On remarque d’emblée la prudence proverbiale de Copernic, qui se garde bien de trancher la question de l’infinité de l’univers, et qui note simplement son apparence infinie, c’est-à-dire l’impossibilité de mesurer son étendue. A la fin de ce chapitre 6, Copernic en donne une image assez éloquente :

« Par contre, jusqu’où s’étend cette immensité, ce n’est pas clair du tout. Car, comme pour les corpuscules très petits et indivisibles que l’on appelle atomes, qui, parce qu’ils ne sont pas perceptibles, ne forment pas tout de suite (pris à deux ou à plusieurs) un corps visible, ils peuvent néanmoins être multipliés jusqu’à ce que, finalement, ils arrivent à se joindre en nombre suffisant pour former une grandeur apparente. »

Si l’on comprend bien cette image, un atome a une étendue négligeable et presque impossible à mesurer ; et pourtant l’accumulation indéfinie d’atomes innombrables, alors même qu’ils ne peuvent pas être comptabilisés, finissent par former un corps dont l’étendue est mesurable. Selon l’exemple de Copernic, il en va des distances mesurables depuis la terre comme de l’étendue d’un atome dans l’univers : il semble impossible de mesurer la distance qui sépare la terre du bord du monde. Mais en la situant hors de notre faculté d’appréhension, Copernic sauvegarde bien l’idée d’un bord du monde, et de la forme sphérique ultime.

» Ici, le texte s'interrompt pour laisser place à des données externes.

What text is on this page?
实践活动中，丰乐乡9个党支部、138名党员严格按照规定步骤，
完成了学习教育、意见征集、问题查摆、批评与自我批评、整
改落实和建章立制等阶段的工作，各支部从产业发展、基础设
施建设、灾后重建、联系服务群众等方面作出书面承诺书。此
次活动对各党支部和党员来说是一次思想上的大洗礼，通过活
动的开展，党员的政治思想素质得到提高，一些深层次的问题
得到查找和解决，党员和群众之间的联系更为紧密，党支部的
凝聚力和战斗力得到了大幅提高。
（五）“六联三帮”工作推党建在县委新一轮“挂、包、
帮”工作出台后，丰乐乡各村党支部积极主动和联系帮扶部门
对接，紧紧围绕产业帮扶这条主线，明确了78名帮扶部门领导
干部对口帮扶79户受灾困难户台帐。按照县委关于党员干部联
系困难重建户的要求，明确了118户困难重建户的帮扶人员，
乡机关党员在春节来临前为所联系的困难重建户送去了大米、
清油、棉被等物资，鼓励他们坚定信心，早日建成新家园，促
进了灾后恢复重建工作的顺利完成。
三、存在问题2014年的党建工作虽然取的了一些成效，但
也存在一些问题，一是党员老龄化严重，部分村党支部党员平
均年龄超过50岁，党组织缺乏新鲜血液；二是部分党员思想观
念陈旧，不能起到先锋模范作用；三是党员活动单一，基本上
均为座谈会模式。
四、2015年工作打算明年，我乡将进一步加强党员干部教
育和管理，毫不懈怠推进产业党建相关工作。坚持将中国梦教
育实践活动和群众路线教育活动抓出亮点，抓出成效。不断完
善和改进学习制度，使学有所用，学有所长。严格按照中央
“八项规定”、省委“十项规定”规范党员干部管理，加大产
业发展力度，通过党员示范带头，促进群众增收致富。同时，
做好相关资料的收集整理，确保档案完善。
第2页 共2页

Pourtant, le problème, même simplement formel, de cette limite sphérique ultime, va malgré tout devenir très vite insupportable. Ce qui s’exprime à cette époque, à travers le concept d’infini, c’est un déchirement de la connaissance prise entre deux exigences contradictoires.

On le voit par exemple à travers l’expérience du ciel nocturne. La couleur noire du ciel nocturne fixe une limite sensible à ce que nous pouvons percevoir et nous représenter, mais en même temps cette limite nous présente immédiatement l’idée d’un espace infini. De même que lorsque nous pensons à la suite des nombres premiers ou des décimaux de Pi, on se dit très vite : « je pourrais aller ainsi jusqu’à l’infini ». Mais paradoxalement, cette reconnaissance de l’infini fonctionne bien comme une limitation. Le mot « jusqu’à » fait bien de l’infini une sorte de point final. Et ainsi, on se donne ce qu’il faut bien appeler une « limite infinie ».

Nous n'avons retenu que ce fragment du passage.